Antoine Navarro: It’s a virtual reality headset, connected to a computer and two controllers, used in a small room of 5 by 5 meters, which we call the game space. The user puts the helmet on his eyes, and thanks to the joysticks, he can move around the machine, go up in the basket, see the different components.
At what stages is virtual reality used at Haulotte?
Antoine Navarro: It is mainly used in the early design phases in the engineering department to conduct design reviews and project reviews and choose scenarios for the machine’s architecture. For example: should the engine be placed at the front or the back? With virtual reality, the various parties involved can decide this type of question very early on in the design of the future nacelle.
Arnaud Chaigne: We also work with the production department to validate the accessibility of tools during the machine assembly phases. We run scenarios on the use of assembly stations. With virtual reality, the operator will be able to visualize how to assemble the components and check, for example, whether the necessary tool will fit. Finally, we work with the marketing department to present the future machines to customers and get their feedback early on in the project.
How long has virtual reality been used at Haulotte?
Antoine Navarro: Its use is relatively recent. We invested in equipment at the beginning of 2020. Virtual reality has been used for a long time in the automotive industry, but it was democratized in 2014 with the first Oculus and HTC Vive headsets. I started working on the subject as part of my apprenticeship at Haulotte while in engineering school. We did some monitoring, then built a business model before investing in tools.
Arnaud Chaigne: Today, we are working with virtual reality on nacelles available by 2022-2023. We are still in the test phase.
What are the first benefits of using virtual reality?
Antoine Navarro: The first benefit is the quality of discussions between employees. In front of a full-scale model, arguments make it easier for everyone to justify their choices, especially between the production and design offices. It is much more concrete and realistic. It allows us to take into account the notions of perspective and size, for example. And it allows for a better understanding of the challenges and difficulties of other professions.

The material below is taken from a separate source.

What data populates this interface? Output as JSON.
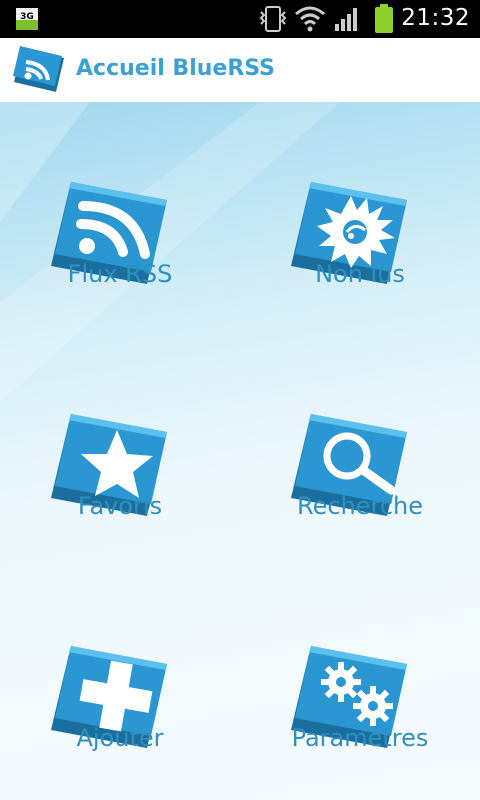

Studies have shown that people develop their job reflexes more with virtual reality than a 3D model projected on a screen. And the fun aspect of these tools allows people to be more involved.
Arnaud Chaigne: The other benefit is productivity and quality. Virtual reality will allow us to make fewer physical prototypes of machines and arrive at more optimized machines. As iterations are less costly in virtual reality, we can do more and reach the right compromise by testing more possibilities. The goal is always to have better and more complete machines.

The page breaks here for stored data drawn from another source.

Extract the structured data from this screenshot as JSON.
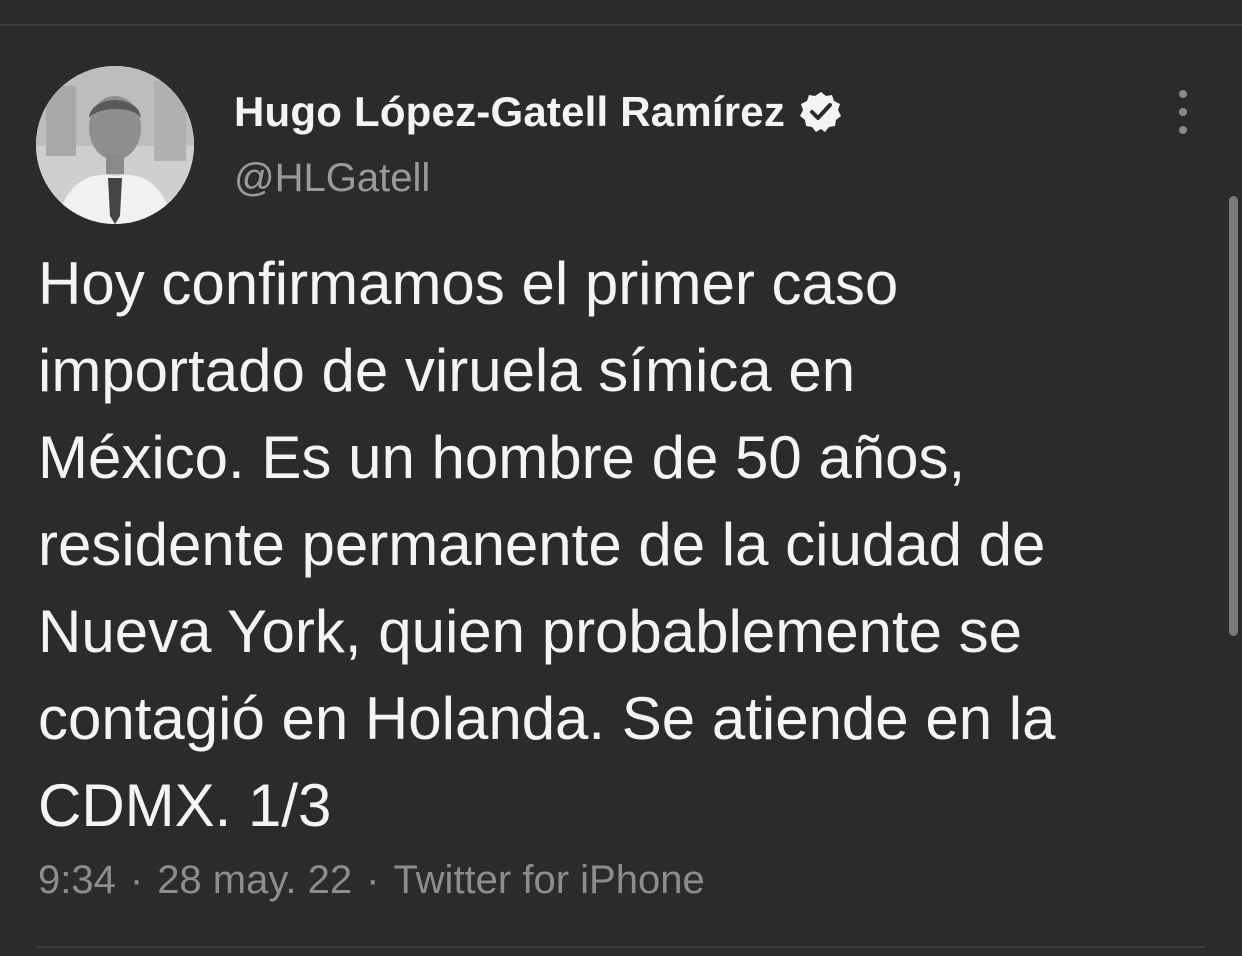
{
  "author": {
    "display_name": "Hugo López-Gatell Ramírez",
    "handle": "@HLGatell",
    "verified": true
  },
  "tweet": {
    "lines": [
      "Hoy confirmamos el primer caso",
      "importado de viruela símica en",
      "México. Es un hombre de 50 años,",
      "residente permanente de la ciudad de",
      "Nueva York, quien probablemente se",
      "contagió en Holanda. Se atiende en la",
      "CDMX. 1/3"
    ]
  },
  "meta": {
    "time": "9:34",
    "date": "28 may. 22",
    "source": "Twitter for iPhone",
    "separator": "·"
  },
  "icons": {
    "verified": "verified-badge-icon",
    "more": "more-options-icon"
  }
}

What are the following developments envisaged with virtual reality?
Antoine Navarro: Very shortly, virtual reality will allow us, for example, to provide training for maintenance technicians. Before the machine is manufactured, they will train and discover the critical stages of maintenance. The training could be extended to production operators. They will be able to train on specific steps before going to the production line.

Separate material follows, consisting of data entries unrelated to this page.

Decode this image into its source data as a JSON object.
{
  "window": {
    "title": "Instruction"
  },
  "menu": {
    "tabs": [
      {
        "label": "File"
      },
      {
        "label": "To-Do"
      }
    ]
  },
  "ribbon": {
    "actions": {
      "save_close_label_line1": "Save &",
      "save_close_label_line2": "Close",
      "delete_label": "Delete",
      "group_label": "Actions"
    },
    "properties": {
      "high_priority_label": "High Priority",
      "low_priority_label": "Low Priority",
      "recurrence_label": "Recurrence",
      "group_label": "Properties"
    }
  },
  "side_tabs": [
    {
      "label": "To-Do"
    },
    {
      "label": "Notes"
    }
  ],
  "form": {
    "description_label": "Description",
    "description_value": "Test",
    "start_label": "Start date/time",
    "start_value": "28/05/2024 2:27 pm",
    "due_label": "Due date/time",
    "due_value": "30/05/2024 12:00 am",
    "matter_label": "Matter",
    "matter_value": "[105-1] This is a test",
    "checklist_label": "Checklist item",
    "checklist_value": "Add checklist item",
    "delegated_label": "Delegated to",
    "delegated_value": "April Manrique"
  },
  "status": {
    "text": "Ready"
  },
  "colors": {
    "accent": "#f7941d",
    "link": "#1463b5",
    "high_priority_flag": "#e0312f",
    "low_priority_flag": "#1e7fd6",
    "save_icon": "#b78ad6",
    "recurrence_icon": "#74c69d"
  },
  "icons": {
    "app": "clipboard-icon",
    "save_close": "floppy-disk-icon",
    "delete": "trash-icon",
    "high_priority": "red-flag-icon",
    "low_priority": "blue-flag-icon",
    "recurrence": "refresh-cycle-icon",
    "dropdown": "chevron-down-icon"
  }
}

Arnaud Chaigne: We will be able to equip our subsidiaries with virtual reality so that customers can visualize the machines before buying them. Training will also be provided for end-users with driving simulators. We are also monitoring augmented reality, which is developing in the industry. Thanks to connected glasses, production operators or maintenance technicians will be assisted remotely by receiving information on the glasses.